Salí a beber una cerveza, que pensé bien podría ser la última en un largo tiempo, y lloré recordando el día en que lo conocí.

Al poco tiempo regresé a Colombia. Les conté a mis viejos que las cosas no andaban bien y que necesitaba ayuda. Empecé inmediatamente con terapias, tanto con psicólogo como con psiquiatra. Comencé a estudiar economía en la universidad de Los Andes y conseguí un nuevo grupo de amigos. Dejé de tomar y de consumir drogas y olvidé por completo a Johnny. Intentó contactarme varias veces pero nunca le respondí. Lo extrañaba y pensaba en él constantemente, pero los medicamentos y las sesiones semanales me ayudaban a estar tranquilo y mantenerme firme en mi propósito, hasta el día de su cumpleaños. Me invitó por medio de un mensaje de texto y me fue imposible decirle que no. Iba a ir, a felicitarlo y decirle lo mucho que lo quería pero que ya no podíamos seguir viéndonos, e irme, o por lo menos eso era lo que tenía planeado, pero las cosas no se dieron así. En mi interior creo que ya lo sabía. La fiesta fue en la casa de su primo. Fue allí donde después de más de un año nos volvimos a encontrar.

Le di un fuerte abrazo cuando lo vi. Me preguntó por mi viaje y por qué había desaparecido tras mi regreso. Le conté todo, cada detalle de lo que había pasado y lo que había decidido. Se rió y me dijo que se alegraba por mí, luego se fue a hablar con los demás. Quedé sorprendido. ¿Eso era todo?, pensé. Sentí rabia y tristeza y, después de una eternidad, me tomé un trago. Luego otro y otro y otro y otro y otro más. Luego uno más. Fui a buscarlo. Ya estaba ebrio y me ofreció perico. Lo recibí. Lo llevé a la cocina y le di un beso. No sentí nada. Luego él me dio uno. Nada. Nos reímos y seguimos tomando. Esa fue la última vez que lo vi.

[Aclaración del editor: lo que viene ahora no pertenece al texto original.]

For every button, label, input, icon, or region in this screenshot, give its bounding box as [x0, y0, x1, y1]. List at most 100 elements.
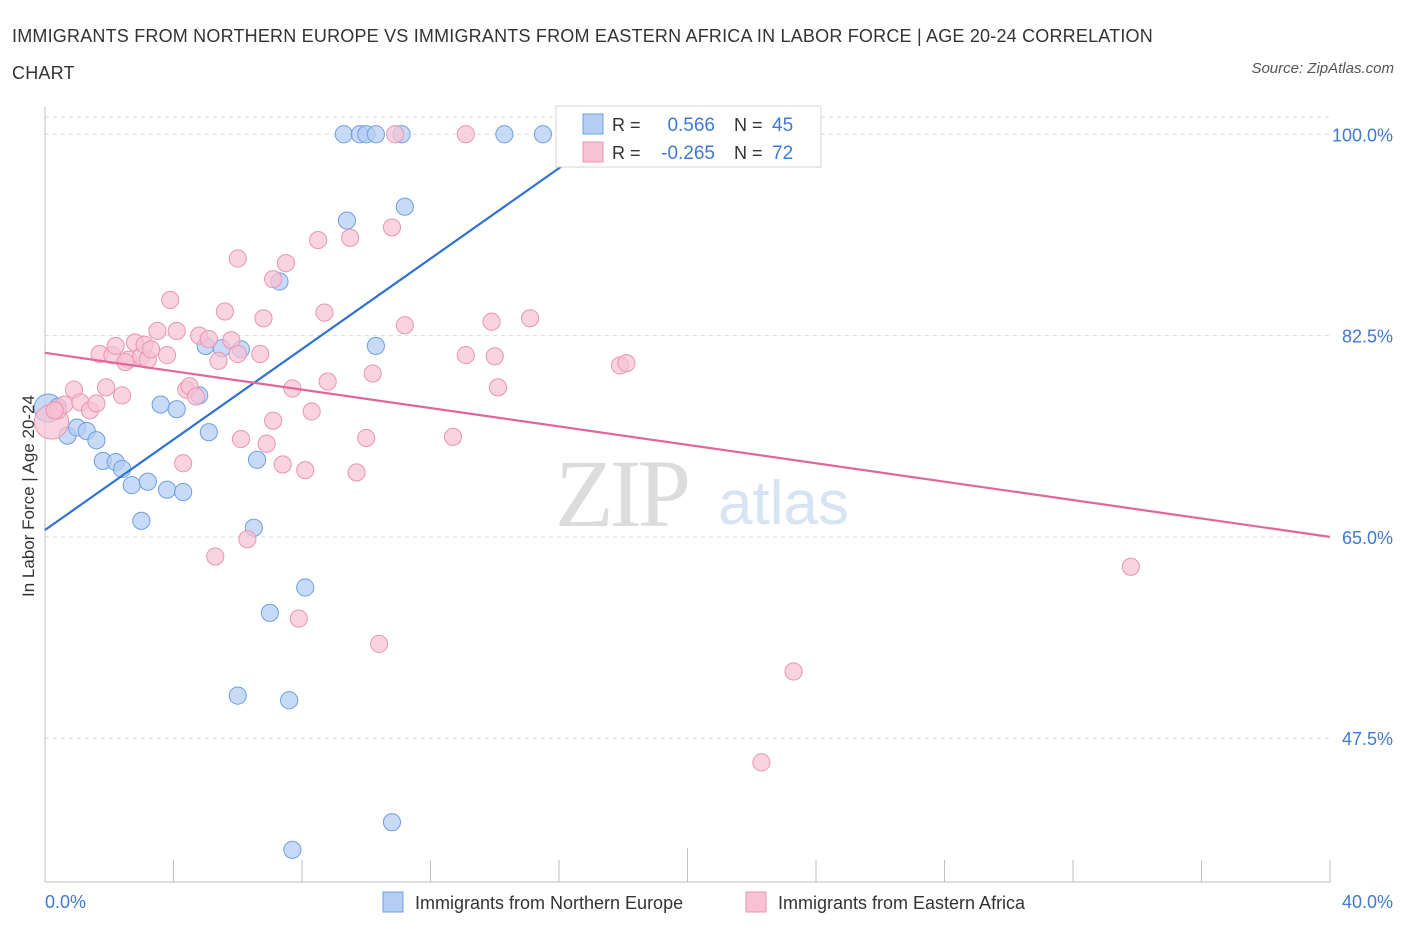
eastern-africa-point	[370, 634, 389, 653]
eastern-africa-point	[206, 547, 225, 566]
northern-europe-point	[366, 125, 385, 144]
eastern-africa-point	[485, 347, 504, 366]
eastern-africa-point	[238, 530, 257, 549]
watermark-atlas: atlas	[718, 469, 849, 538]
eastern-africa-point	[264, 411, 283, 430]
eastern-africa-point	[273, 455, 292, 474]
source-label: Source: ZipAtlas.com	[1251, 60, 1394, 77]
northern-europe-point	[87, 431, 106, 450]
eastern-africa-legend-swatch	[745, 891, 767, 913]
northern-europe-point	[151, 395, 170, 414]
eastern-africa-point	[784, 662, 803, 681]
eastern-africa-n-value: 72	[772, 143, 793, 164]
northern-europe-legend-swatch	[382, 891, 404, 913]
eastern-africa-point	[315, 303, 334, 322]
eastern-africa-point	[215, 302, 234, 321]
eastern-africa-point	[386, 125, 405, 144]
eastern-africa-trend-line	[44, 351, 1331, 538]
gridlines	[45, 116, 1330, 739]
trend-lines	[44, 133, 1331, 538]
eastern-africa-point	[228, 344, 247, 364]
y-tick-label: 82.5%	[1342, 327, 1393, 347]
watermark-zip: ZIP	[555, 440, 691, 547]
northern-europe-point	[337, 211, 357, 230]
northern-europe-point	[260, 603, 279, 622]
eastern-africa-point	[251, 344, 270, 364]
northern-europe-n-value: 45	[772, 115, 793, 136]
northern-europe-point	[199, 423, 218, 442]
northern-europe-stats-swatch	[582, 113, 604, 135]
eastern-africa-point	[302, 402, 321, 421]
n-label: N =	[734, 143, 763, 163]
northern-europe-trend-line	[44, 133, 608, 531]
eastern-africa-point	[443, 427, 463, 446]
eastern-africa-point	[157, 346, 177, 365]
eastern-africa-point	[186, 387, 206, 406]
northern-europe-point	[280, 691, 299, 710]
northern-europe-point	[366, 336, 385, 356]
northern-europe-point	[283, 840, 302, 859]
legend: R = 0.566 N = 45 R = -0.265 N = 72 Immigrants fr…	[382, 105, 1026, 913]
eastern-africa-point	[45, 401, 64, 420]
r-label: R =	[612, 143, 641, 163]
eastern-africa-point	[106, 336, 125, 356]
eastern-africa-point	[482, 312, 501, 331]
eastern-africa-point	[87, 394, 106, 413]
eastern-africa-r-value: -0.265	[661, 143, 715, 164]
northern-europe-point	[247, 450, 267, 469]
eastern-africa-point	[308, 231, 328, 250]
eastern-africa-point	[318, 372, 337, 391]
chart-title: IMMIGRANTS FROM NORTHERN EUROPE VS IMMIG…	[12, 26, 1153, 83]
eastern-africa-point	[521, 309, 540, 328]
data-points	[33, 125, 1140, 859]
northern-europe-legend-label: Immigrants from Northern Europe	[415, 893, 683, 913]
eastern-africa-point	[617, 354, 636, 373]
eastern-africa-point	[456, 346, 475, 365]
eastern-africa-point	[113, 386, 132, 405]
eastern-africa-point	[199, 329, 218, 349]
northern-europe-point	[167, 400, 186, 419]
northern-europe-point	[228, 686, 247, 705]
eastern-africa-point	[1121, 557, 1140, 576]
eastern-africa-point	[167, 321, 186, 341]
y-tick-label: 47.5%	[1342, 729, 1393, 749]
eastern-africa-point	[289, 609, 308, 628]
x-tick-label-max: 40.0%	[1342, 892, 1393, 912]
eastern-africa-point	[228, 249, 247, 268]
northern-europe-point	[495, 125, 514, 144]
northern-europe-r-value: 0.566	[667, 115, 715, 136]
eastern-africa-point	[174, 454, 193, 473]
northern-europe-point	[296, 578, 315, 597]
eastern-africa-point	[488, 378, 508, 397]
eastern-africa-point	[264, 270, 283, 289]
northern-europe-point	[174, 482, 193, 502]
eastern-africa-point	[148, 321, 167, 341]
eastern-africa-point	[456, 125, 475, 144]
northern-europe-point	[334, 125, 353, 144]
northern-europe-point	[533, 125, 553, 144]
northern-europe-point	[157, 480, 177, 499]
northern-europe-point	[382, 813, 402, 832]
eastern-africa-point	[357, 428, 376, 448]
axes	[44, 107, 1331, 883]
eastern-africa-point	[209, 351, 228, 370]
n-label: N =	[734, 115, 763, 135]
x-tick-label-min: 0.0%	[45, 892, 86, 912]
eastern-africa-point	[96, 378, 116, 397]
r-label: R =	[612, 115, 641, 135]
eastern-africa-point	[395, 316, 414, 335]
eastern-africa-stats-swatch	[582, 141, 604, 163]
eastern-africa-point	[347, 463, 366, 482]
eastern-africa-point	[382, 218, 402, 237]
eastern-africa-point	[257, 434, 276, 453]
eastern-africa-point	[141, 340, 161, 359]
northern-europe-point	[138, 472, 157, 491]
northern-europe-point	[395, 197, 414, 216]
eastern-africa-point	[363, 364, 382, 383]
eastern-africa-legend-label: Immigrants from Eastern Africa	[778, 893, 1026, 913]
eastern-africa-point	[276, 254, 296, 273]
eastern-africa-point	[161, 290, 180, 309]
axis-labels: 47.5% 65.0% 82.5% 100.0% 0.0% 40.0% In Labor F…	[19, 125, 1393, 912]
eastern-africa-point	[231, 430, 251, 449]
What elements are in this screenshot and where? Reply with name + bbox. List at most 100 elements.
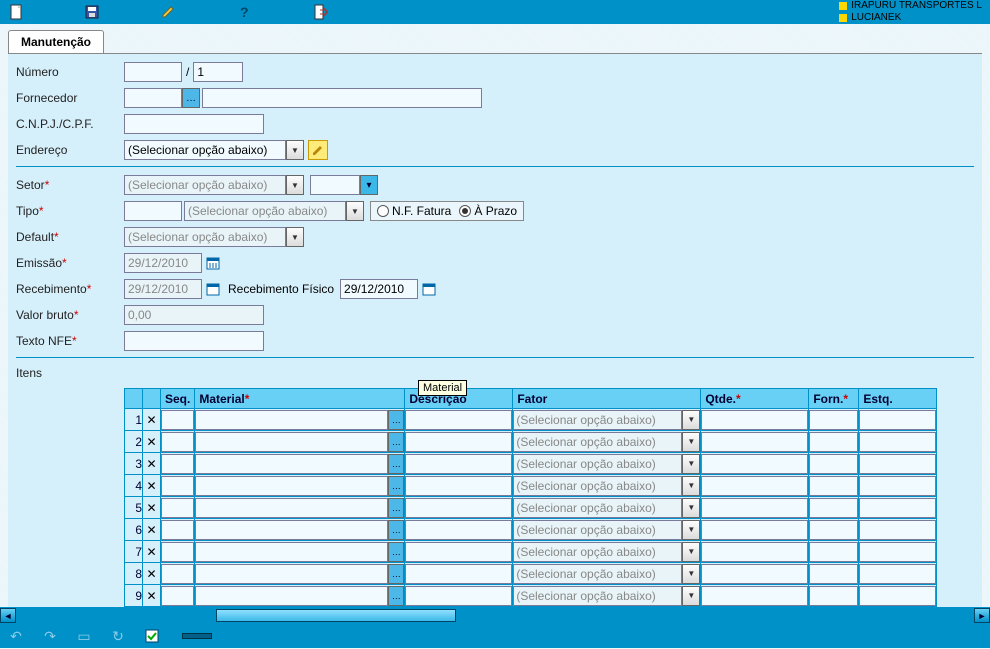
fator-select[interactable] bbox=[513, 586, 682, 606]
forn-input[interactable] bbox=[809, 432, 858, 452]
forn-input[interactable] bbox=[809, 542, 858, 562]
fator-dropdown-button[interactable] bbox=[682, 498, 700, 518]
forn-input[interactable] bbox=[809, 520, 858, 540]
row-delete-button[interactable]: ✕ bbox=[143, 519, 161, 541]
fator-select[interactable] bbox=[513, 520, 682, 540]
nav-refresh-icon[interactable]: ↻ bbox=[110, 628, 126, 644]
row-delete-button[interactable]: ✕ bbox=[143, 409, 161, 431]
material-input[interactable] bbox=[195, 454, 388, 474]
save-icon[interactable] bbox=[84, 4, 100, 20]
seq-input[interactable] bbox=[161, 586, 194, 606]
material-input[interactable] bbox=[195, 564, 388, 584]
seq-input[interactable] bbox=[161, 454, 194, 474]
descricao-input[interactable] bbox=[405, 520, 512, 540]
row-delete-button[interactable]: ✕ bbox=[143, 585, 161, 607]
qtde-input[interactable] bbox=[701, 476, 808, 496]
cnpj-input[interactable] bbox=[124, 114, 264, 134]
fator-select[interactable] bbox=[513, 432, 682, 452]
seq-input[interactable] bbox=[161, 410, 194, 430]
forn-input[interactable] bbox=[809, 476, 858, 496]
seq-input[interactable] bbox=[161, 542, 194, 562]
valor-bruto-input[interactable] bbox=[124, 305, 264, 325]
material-input[interactable] bbox=[195, 410, 388, 430]
setor-code-input[interactable] bbox=[310, 175, 360, 195]
emissao-calendar-button[interactable] bbox=[204, 254, 222, 272]
forn-input[interactable] bbox=[809, 454, 858, 474]
fator-dropdown-button[interactable] bbox=[682, 410, 700, 430]
descricao-input[interactable] bbox=[405, 432, 512, 452]
descricao-input[interactable] bbox=[405, 454, 512, 474]
endereco-edit-button[interactable] bbox=[308, 140, 328, 160]
qtde-input[interactable] bbox=[701, 498, 808, 518]
estq-input[interactable] bbox=[859, 520, 936, 540]
help-icon[interactable]: ? bbox=[236, 4, 252, 20]
forn-input[interactable] bbox=[809, 410, 858, 430]
fator-dropdown-button[interactable] bbox=[682, 564, 700, 584]
default-dropdown-button[interactable] bbox=[286, 227, 304, 247]
row-delete-button[interactable]: ✕ bbox=[143, 475, 161, 497]
exit-icon[interactable] bbox=[312, 4, 328, 20]
descricao-input[interactable] bbox=[405, 586, 512, 606]
estq-input[interactable] bbox=[859, 432, 936, 452]
forn-input[interactable] bbox=[809, 586, 858, 606]
material-input[interactable] bbox=[195, 432, 388, 452]
material-input[interactable] bbox=[195, 476, 388, 496]
material-input[interactable] bbox=[195, 586, 388, 606]
row-delete-button[interactable]: ✕ bbox=[143, 563, 161, 585]
material-lookup-button[interactable]: … bbox=[388, 498, 404, 518]
row-delete-button[interactable]: ✕ bbox=[143, 497, 161, 519]
numero-input-1[interactable] bbox=[124, 62, 182, 82]
horizontal-scrollbar[interactable]: ◄ ► bbox=[0, 607, 990, 624]
estq-input[interactable] bbox=[859, 476, 936, 496]
radio-nf-fatura[interactable]: N.F. Fatura bbox=[377, 204, 451, 218]
fator-select[interactable] bbox=[513, 410, 682, 430]
numero-input-2[interactable] bbox=[193, 62, 243, 82]
fator-select[interactable] bbox=[513, 498, 682, 518]
estq-input[interactable] bbox=[859, 542, 936, 562]
descricao-input[interactable] bbox=[405, 410, 512, 430]
fator-dropdown-button[interactable] bbox=[682, 586, 700, 606]
endereco-select[interactable] bbox=[124, 140, 286, 160]
fornecedor-name-input[interactable] bbox=[202, 88, 482, 108]
tipo-code-input[interactable] bbox=[124, 201, 182, 221]
qtde-input[interactable] bbox=[701, 454, 808, 474]
radio-a-prazo[interactable]: À Prazo bbox=[459, 204, 517, 218]
material-input[interactable] bbox=[195, 542, 388, 562]
row-delete-button[interactable]: ✕ bbox=[143, 431, 161, 453]
recebimento-date-input[interactable] bbox=[124, 279, 202, 299]
scroll-left-button[interactable]: ◄ bbox=[0, 608, 16, 623]
material-lookup-button[interactable]: … bbox=[388, 432, 404, 452]
scroll-right-button[interactable]: ► bbox=[974, 608, 990, 623]
seq-input[interactable] bbox=[161, 476, 194, 496]
seq-input[interactable] bbox=[161, 498, 194, 518]
texto-nfe-input[interactable] bbox=[124, 331, 264, 351]
qtde-input[interactable] bbox=[701, 410, 808, 430]
tipo-dropdown-button[interactable] bbox=[346, 201, 364, 221]
material-input[interactable] bbox=[195, 520, 388, 540]
material-lookup-button[interactable]: … bbox=[388, 586, 404, 606]
row-delete-button[interactable]: ✕ bbox=[143, 541, 161, 563]
fator-dropdown-button[interactable] bbox=[682, 520, 700, 540]
estq-input[interactable] bbox=[859, 454, 936, 474]
fator-dropdown-button[interactable] bbox=[682, 542, 700, 562]
descricao-input[interactable] bbox=[405, 498, 512, 518]
qtde-input[interactable] bbox=[701, 542, 808, 562]
fornecedor-lookup-button[interactable]: … bbox=[182, 88, 200, 108]
material-lookup-button[interactable]: … bbox=[388, 564, 404, 584]
scroll-thumb[interactable] bbox=[216, 609, 456, 622]
setor-lookup-button[interactable]: ▾ bbox=[360, 175, 378, 195]
fornecedor-code-input[interactable] bbox=[124, 88, 182, 108]
seq-input[interactable] bbox=[161, 432, 194, 452]
seq-input[interactable] bbox=[161, 564, 194, 584]
estq-input[interactable] bbox=[859, 498, 936, 518]
estq-input[interactable] bbox=[859, 586, 936, 606]
material-lookup-button[interactable]: … bbox=[388, 520, 404, 540]
recebimento-fisico-calendar-button[interactable] bbox=[420, 280, 438, 298]
qtde-input[interactable] bbox=[701, 586, 808, 606]
nav-stop-icon[interactable]: ▭ bbox=[76, 628, 92, 644]
nav-check-icon[interactable] bbox=[144, 628, 160, 644]
descricao-input[interactable] bbox=[405, 476, 512, 496]
default-select[interactable] bbox=[124, 227, 286, 247]
fator-select[interactable] bbox=[513, 476, 682, 496]
material-lookup-button[interactable]: … bbox=[388, 410, 404, 430]
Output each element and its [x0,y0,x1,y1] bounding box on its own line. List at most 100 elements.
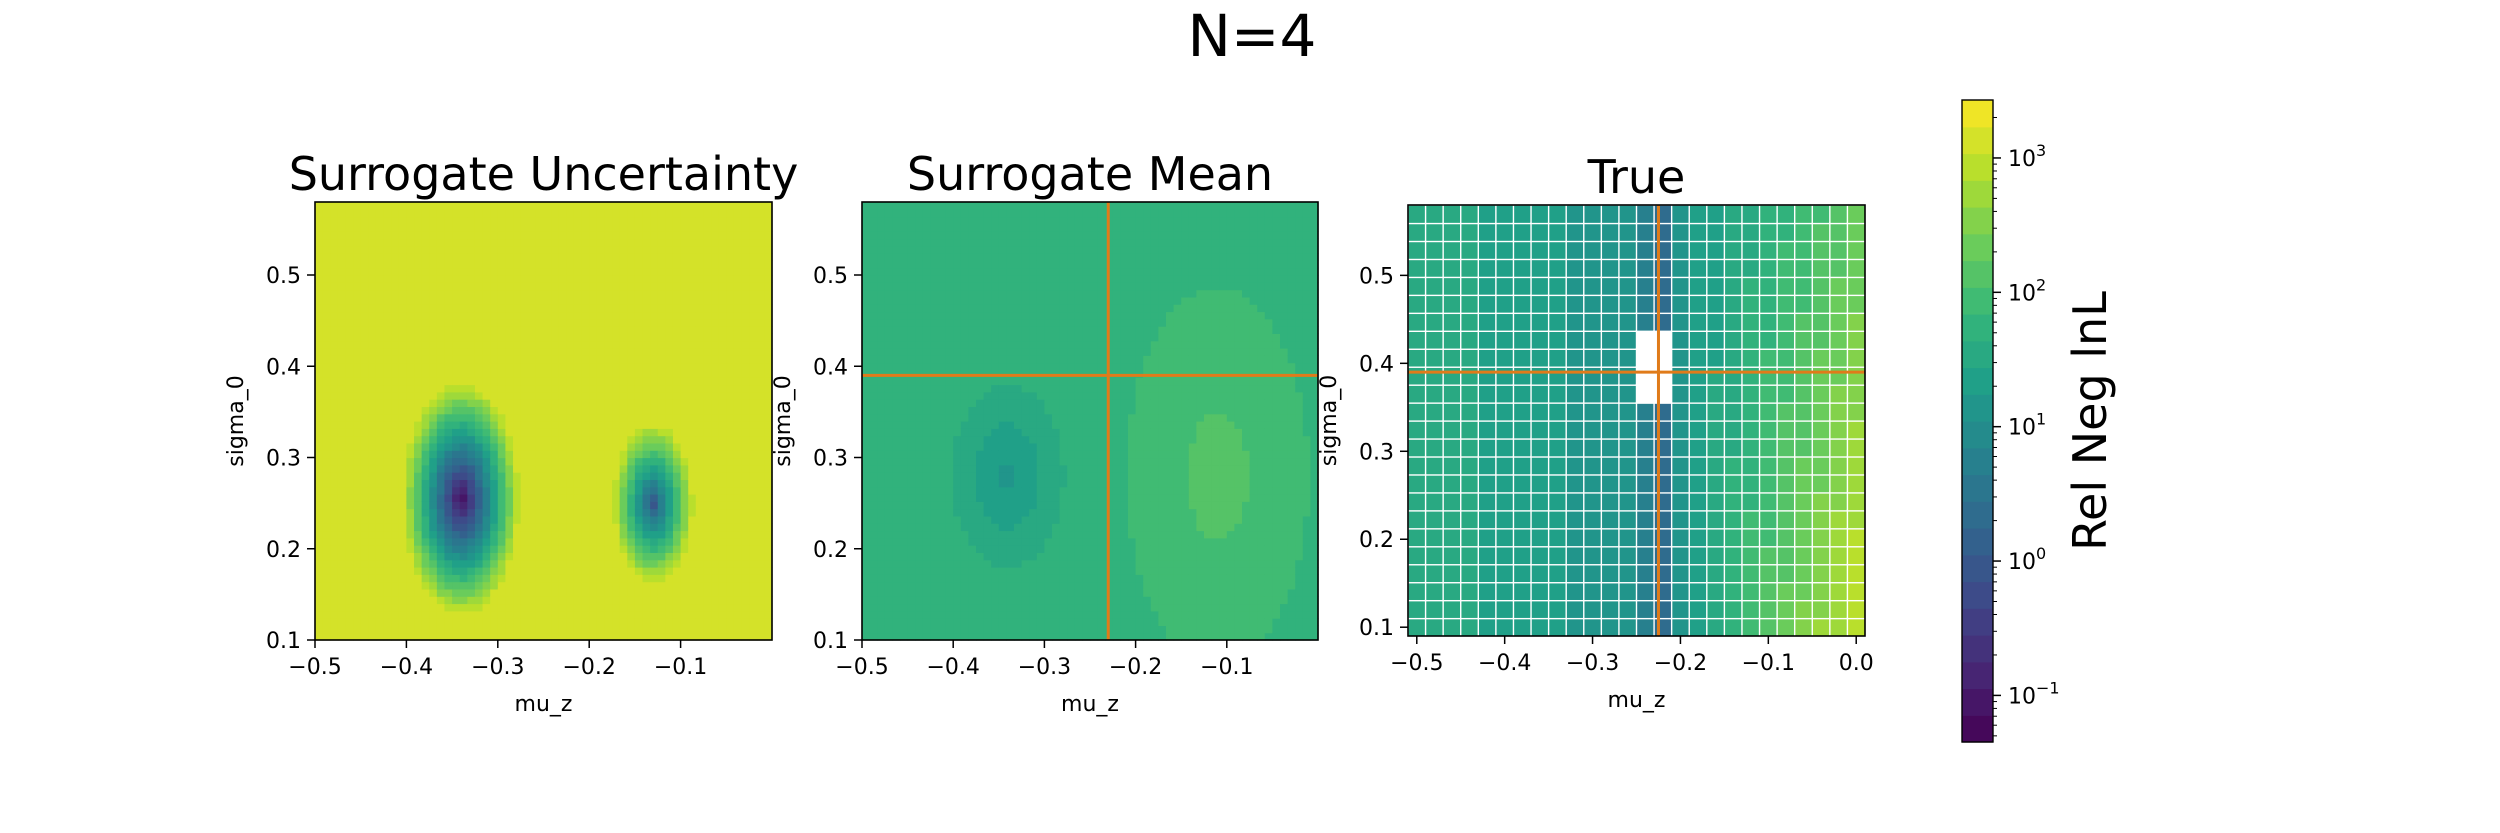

Murió de una sobredosis unos meses después. En las exequias me encontré con todos mis viejos amigos. Recordé que solían llamarme Luchito. Me contaron que sus últimos días los pasó en la calle; ya nadie quería hacerse cargo de él. No lloré. Hasta el día de hoy no he derramado una sola lágrima por él. Me despedí y, mientras todos los demás bebían y se drogaban acompañando el ataúd al cementerio, me fui a mi casa. En el camino me topé con un pequeño local de tatuajes y gasté la poca plata que tenía en un pequeño tatuaje de su nombre. Esa noche me embriagué y la tinta se corrió, lo cual me pareció de lo más apropiado. Ahora siempre que veo su tatuaje pienso en él, y sonrió por saber que fue el último hombre al que besé, por lo menos hasta ahora.